Üniversite sayfasında Erkan İbiş Rektör olarak tanımlanıyordu. Fakat Cumhurbaşkanı tarafından ataması yapılmamıştı. Aylarca da yapılmadı. İşte burada can yakıcı soru geliyor: İbiş'in hamisi kim?
Dinçer Demirkent
Charles Dickens’in Büyük Umutlar’ında, romanın kahramanı Pip’in fakir hayatından Londra’ya bir centilmen olarak taşınmasını sağlayan sürükleyici hikayesinin temel gerilimlerinden biri hamisinin kimliğine ilişkindir. Romanın sonuna kadar bu haminin kim olduğuna ilişkin şüphe canlı tutulur. Trajedinin çarkının dönmeye başladığında beliren haminin kim olduğu sorusu, trajedinin kapanışında yanıtını bulur. Türkiye üniversiteleri için bir utanç dönemi sayılması gereken son yılların başat Rektör figürü Erkan İbiş’in kendini rektör ilan etmesinden altı ay geçtikten sonra atamasının yapılması, aklıma Büyük Umutlar’ı okurken maceranın içinde geride sürekli olarak tutulan “Pip’in hamisi kim?” sorusunu yeniden düşürdü. Tabii İbiş’in durumunda, romandan farklı olarak kendisi bakımından bunun yanıtı mutlaka vardır, ama bizler için soru üzerine düşünmeye değer.

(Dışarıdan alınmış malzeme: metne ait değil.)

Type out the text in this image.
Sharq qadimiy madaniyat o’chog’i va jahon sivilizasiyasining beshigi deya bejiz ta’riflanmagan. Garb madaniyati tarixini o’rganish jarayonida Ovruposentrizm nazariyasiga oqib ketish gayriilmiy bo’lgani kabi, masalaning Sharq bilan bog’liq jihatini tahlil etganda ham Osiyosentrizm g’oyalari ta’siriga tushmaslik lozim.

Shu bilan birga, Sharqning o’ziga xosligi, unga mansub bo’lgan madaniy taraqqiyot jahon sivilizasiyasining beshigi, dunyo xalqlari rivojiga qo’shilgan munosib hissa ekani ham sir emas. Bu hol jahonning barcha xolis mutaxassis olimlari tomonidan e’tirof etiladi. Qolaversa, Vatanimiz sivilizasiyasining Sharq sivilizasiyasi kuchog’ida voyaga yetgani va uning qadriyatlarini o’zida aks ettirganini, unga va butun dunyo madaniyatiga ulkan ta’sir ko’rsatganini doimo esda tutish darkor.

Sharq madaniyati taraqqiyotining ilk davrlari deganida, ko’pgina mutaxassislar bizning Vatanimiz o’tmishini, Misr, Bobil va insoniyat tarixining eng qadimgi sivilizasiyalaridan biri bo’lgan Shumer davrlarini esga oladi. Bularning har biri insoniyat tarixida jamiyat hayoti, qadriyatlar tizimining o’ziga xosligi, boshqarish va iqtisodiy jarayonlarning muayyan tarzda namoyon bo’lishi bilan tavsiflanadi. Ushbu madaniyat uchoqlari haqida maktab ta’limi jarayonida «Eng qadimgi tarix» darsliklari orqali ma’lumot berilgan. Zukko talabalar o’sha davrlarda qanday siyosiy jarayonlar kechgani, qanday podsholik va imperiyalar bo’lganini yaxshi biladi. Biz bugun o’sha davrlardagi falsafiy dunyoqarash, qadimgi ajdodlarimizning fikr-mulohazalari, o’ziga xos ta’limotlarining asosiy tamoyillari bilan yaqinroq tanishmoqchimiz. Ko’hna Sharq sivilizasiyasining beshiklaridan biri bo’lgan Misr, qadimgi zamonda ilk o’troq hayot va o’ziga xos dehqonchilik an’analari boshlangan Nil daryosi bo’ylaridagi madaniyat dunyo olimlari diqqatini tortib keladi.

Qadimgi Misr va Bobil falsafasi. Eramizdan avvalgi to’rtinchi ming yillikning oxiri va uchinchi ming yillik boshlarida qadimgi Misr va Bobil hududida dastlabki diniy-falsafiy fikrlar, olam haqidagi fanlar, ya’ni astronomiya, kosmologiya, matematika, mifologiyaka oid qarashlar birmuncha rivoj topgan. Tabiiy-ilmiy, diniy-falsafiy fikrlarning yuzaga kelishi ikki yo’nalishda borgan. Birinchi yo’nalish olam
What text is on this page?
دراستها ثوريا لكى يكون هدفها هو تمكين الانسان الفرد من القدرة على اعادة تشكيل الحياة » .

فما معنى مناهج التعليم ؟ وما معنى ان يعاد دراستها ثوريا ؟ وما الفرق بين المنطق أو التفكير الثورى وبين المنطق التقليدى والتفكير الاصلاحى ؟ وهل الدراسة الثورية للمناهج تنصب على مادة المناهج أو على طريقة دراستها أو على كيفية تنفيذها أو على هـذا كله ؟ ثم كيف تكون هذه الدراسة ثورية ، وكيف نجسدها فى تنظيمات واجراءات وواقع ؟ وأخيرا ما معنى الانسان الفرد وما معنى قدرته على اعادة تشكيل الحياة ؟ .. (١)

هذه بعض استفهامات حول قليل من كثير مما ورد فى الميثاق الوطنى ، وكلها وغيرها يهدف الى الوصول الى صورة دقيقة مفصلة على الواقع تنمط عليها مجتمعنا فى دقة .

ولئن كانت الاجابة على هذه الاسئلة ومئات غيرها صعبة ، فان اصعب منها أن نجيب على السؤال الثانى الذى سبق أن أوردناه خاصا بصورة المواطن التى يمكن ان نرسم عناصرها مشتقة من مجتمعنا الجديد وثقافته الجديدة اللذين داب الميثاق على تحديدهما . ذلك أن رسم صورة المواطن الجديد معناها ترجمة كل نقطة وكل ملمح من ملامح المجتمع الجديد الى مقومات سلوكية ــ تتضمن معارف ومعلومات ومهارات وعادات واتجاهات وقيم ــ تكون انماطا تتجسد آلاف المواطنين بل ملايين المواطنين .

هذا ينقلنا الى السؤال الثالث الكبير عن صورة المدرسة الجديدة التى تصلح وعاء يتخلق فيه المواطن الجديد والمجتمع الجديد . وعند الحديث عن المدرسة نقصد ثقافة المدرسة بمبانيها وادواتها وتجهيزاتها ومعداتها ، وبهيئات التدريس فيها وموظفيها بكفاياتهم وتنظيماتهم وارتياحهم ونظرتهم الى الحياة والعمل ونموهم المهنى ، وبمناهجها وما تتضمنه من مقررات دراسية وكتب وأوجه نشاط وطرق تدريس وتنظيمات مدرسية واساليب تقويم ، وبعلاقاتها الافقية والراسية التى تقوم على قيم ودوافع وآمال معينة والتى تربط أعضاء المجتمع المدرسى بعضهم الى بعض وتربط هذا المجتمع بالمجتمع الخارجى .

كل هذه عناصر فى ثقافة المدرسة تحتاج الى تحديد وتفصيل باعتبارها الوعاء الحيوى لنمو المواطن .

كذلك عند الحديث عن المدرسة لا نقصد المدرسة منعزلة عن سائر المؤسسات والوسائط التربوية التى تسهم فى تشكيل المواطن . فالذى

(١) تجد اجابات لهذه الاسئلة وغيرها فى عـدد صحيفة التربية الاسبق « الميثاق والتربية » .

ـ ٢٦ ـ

Önce atama hikayesindeki tuhaflığı kısaca tanımlayalım. Üniversitede rektör seçimleri, 676 sayılı olağanüstü hâl kanun hükmünde kararnamesi ile kaldırıldı ve rektörlerin YÖK’ün olumlu görüşü ile Cumhurbaşkanı tarafından atanması düzenlendi. Ardından araya sokulan yeterlik koşulları sulandırılarak rektör atanmasını sağlayan birkaç düzenlemeden sonra, 2018’de rejim değişikliği ile birlikte son hali verilen düzenleme yapıldı. Bu düzenlemeye göre de Cumhurbaşkanı, 2547 sayılı Yükseköğretim Kanunu’nun KHK’den sonra da değiştirilen hükmüne göre devlet üniversitelerine araya YÖK girmeden doğrudan atamakta, vakıf üniversitelerinde ise mütevelli heyetinin teklifi ile cumhurbaşkanı tarafından atama yapılmakta. Dolayısıyla Cumhurbaşkanı kararı olmadan bir rektörün göreve başlaması mümkün değil. Fakat 10 Ocak 2022’de tuhaf bir şey oldu. İstinye Üniversitesi, bir duyuru paylaştı. Başlığında “İstinye Üniversitesi Rektörlüğü’ne Prof. Dr. Erkan İbiş atandı” yazıyordu ve içeriğinde bir devir teslim töreni vardı. Devir teslim töreninde bir önceki rektörün katkıları ve yeni rektörün gelecekti başarılarından konuşuldu. Mütevelli heyeti başkanı Dr. Muharrem Usta’nın eski rektör Prof. Dr. Erdal Karaöz’e teşekkür plaketi sunmasının ardından Prof. Dr. Erdal Karaöz, Rektörlük cübbesini Prof. Dr. Erkan İbiş’e takdim etti ve başarılar diledi. Yeni Rektör İbiş şunları söyleyecekti: “Bugün bir nöbet değişimindeyiz; sayın Prof. Dr. Erdal Karaöz’den devraldığımız bayrağı en yukarı çıkarmaya devam edeceğiz. Her gün bir önceki günden, her yıl bir önceki yıldan daha başarılı olma hedefiyle ilerleyeceğiz. Ortak akıl ve iş birliği içinde ilerleyeceğimiz yolculukta, etkileşimi sürekli en üst seviyede tutacak üretim altyapısını oluşturacağız. Hem ulusal hem uluslararası arenada itibarlı bir üniversite olma hedefimizi; nitelikli mezunlar vererek, bizi ileri taşıyacak iş birliklerine imza atarak gerçekleştireceğiz.’’ Durumdaki tuhaflık şu: Henüz atama kararı olmadan İbiş rektör ilan edilmişti. Çok sonradan değiştirilen üniversite sayfasında Erkan İbiş Rektör olarak tanımlanıyordu. Fakat Cumhurbaşkanı tarafından ataması yapılmamıştı. Aylarca da yapılmadı.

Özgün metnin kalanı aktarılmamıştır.